Hooked On Quack said:


> There's such thing as "legal shooting light??"  Wow, learn sumpin new eryday.



Yep. I thought shootin' light was when you could see the ducks.....


----------



## T-N-T (Nov 27, 2014)

Arrow3 said:


> Yep. I thought shootin' light was when you could see the ducks.....



It is when you don't see any come back round...


----------



## chase870 (Nov 28, 2014)

I shoot on Cajun time


----------



## quackertackr (Nov 28, 2014)

I was on a quota hunt one time and the game warden asked why I didn't shoot at some wood ducks that lit in the spread. I told him that it wasn't legal time yet. He laughed and said shooting time is when you can see them. He then told me that was to keep people from shooting them off the water and roost area.


----------



## tritontravis (Nov 30, 2014)

Hooked On Quack said:


> There's such thing as "legal shooting light??"  Wow, learn sumpin new eryday.



That's cause your a tech fan.


----------



## sadler2 (Dec 2, 2014)

quackertackr said:


> I was on a quota hunt one time and the game warden asked why I didn't shoot at some wood ducks that lit in the spread.
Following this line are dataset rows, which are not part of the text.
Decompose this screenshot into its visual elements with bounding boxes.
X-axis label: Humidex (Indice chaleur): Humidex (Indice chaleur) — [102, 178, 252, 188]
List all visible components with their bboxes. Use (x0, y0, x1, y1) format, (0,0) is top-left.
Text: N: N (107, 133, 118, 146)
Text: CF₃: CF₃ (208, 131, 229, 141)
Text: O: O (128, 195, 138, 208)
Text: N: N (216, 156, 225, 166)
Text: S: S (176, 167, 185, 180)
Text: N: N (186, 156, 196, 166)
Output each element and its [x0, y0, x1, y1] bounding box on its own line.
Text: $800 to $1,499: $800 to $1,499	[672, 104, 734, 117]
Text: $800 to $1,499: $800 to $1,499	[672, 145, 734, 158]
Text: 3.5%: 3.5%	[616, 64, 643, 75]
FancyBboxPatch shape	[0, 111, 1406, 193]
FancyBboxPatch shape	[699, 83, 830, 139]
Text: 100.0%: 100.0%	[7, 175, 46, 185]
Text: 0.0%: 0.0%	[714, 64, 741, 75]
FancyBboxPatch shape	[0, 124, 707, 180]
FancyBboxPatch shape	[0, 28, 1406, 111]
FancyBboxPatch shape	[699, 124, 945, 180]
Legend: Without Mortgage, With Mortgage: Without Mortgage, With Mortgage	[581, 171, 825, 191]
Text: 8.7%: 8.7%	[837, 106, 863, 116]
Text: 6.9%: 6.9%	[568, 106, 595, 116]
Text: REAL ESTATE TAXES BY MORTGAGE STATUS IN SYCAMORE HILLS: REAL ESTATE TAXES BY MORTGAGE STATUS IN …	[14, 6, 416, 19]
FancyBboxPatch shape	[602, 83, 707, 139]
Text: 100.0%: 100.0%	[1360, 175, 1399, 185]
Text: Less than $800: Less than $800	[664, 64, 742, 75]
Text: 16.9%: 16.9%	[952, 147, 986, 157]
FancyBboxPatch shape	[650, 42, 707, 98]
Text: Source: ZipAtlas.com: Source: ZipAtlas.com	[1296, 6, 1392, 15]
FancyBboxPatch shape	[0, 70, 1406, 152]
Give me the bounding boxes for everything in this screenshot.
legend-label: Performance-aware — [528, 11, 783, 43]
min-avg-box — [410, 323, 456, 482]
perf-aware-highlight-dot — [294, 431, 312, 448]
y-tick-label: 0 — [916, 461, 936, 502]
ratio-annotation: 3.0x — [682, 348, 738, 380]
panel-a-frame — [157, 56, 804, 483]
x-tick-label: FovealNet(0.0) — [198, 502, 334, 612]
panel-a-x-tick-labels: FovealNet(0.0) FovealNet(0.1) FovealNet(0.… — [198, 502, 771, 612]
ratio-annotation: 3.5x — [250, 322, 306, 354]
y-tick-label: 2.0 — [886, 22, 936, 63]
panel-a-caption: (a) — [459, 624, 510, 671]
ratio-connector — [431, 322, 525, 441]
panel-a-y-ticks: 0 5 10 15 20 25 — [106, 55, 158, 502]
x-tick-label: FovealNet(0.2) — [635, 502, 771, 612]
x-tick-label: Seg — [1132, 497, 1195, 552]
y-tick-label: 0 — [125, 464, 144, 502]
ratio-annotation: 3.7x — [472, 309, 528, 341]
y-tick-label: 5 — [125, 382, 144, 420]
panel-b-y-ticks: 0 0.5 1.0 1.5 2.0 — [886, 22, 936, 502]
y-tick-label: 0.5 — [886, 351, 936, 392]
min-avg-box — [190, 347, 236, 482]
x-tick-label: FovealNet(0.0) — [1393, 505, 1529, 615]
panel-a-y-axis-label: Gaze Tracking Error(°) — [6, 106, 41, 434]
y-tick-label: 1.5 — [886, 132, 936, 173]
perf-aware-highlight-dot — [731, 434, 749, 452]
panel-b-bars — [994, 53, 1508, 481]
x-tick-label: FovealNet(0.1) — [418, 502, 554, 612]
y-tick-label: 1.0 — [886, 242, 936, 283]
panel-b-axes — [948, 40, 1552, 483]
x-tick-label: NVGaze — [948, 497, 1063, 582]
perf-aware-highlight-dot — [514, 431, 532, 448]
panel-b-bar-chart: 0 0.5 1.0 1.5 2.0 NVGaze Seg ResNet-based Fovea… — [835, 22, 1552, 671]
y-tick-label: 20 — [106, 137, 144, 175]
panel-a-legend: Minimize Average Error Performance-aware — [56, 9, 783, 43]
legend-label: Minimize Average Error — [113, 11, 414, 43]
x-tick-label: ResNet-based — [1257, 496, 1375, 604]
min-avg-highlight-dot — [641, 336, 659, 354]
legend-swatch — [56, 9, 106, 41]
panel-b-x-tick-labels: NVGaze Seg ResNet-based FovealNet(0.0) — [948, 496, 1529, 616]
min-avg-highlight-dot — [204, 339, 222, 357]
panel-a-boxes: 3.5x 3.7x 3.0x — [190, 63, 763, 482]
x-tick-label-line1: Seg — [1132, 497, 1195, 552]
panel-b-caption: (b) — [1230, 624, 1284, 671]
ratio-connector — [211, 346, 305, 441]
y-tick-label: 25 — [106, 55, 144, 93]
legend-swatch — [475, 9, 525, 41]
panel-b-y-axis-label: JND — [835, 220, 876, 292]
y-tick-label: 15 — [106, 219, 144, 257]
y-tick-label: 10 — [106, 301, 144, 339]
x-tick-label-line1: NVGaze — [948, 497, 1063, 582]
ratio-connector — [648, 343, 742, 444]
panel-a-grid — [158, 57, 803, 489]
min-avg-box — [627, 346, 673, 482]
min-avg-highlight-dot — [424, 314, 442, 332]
I told him that it wasn't legal time yet. He laughed and said shooting time is when you can see them. He then told me that was to keep people from shooting them off the water and roost area.



had a GW tell a buddy of mine that when you can see em you can shoot em. so we go hunting at new place and low and behold group of 10 or so mallards set back landing gear down few mins early I don't even shoulder my gun everyone else blasts away.


----------



## kmckinnie (Dec 2, 2014)

Good topic, good luck.


----------



## andyparm (Dec 2, 2014)

chase870 said:


> I shoot on Cajun time





Those guys over there will start shooting at midnight if the moon is full!


----------



## GADawg08 (Dec 2, 2014)

its amazing how a lot of guys don't know that GA's legal shooting time is split into 5 zones....each zone is +4 minutes from east to west


----------



## Dustin Pate (Dec 2, 2014)

GADawg08 said:


> its amazing how a lot of guys don't know that GA's legal shooting time is split into 5 zones....each zone is +4 minutes from east to west



I've found using the table in the Georgia Duck regs and adjusting it for my time split, that it is 2-3 minutes earlier than the GPS adjusted app on my phone.


----------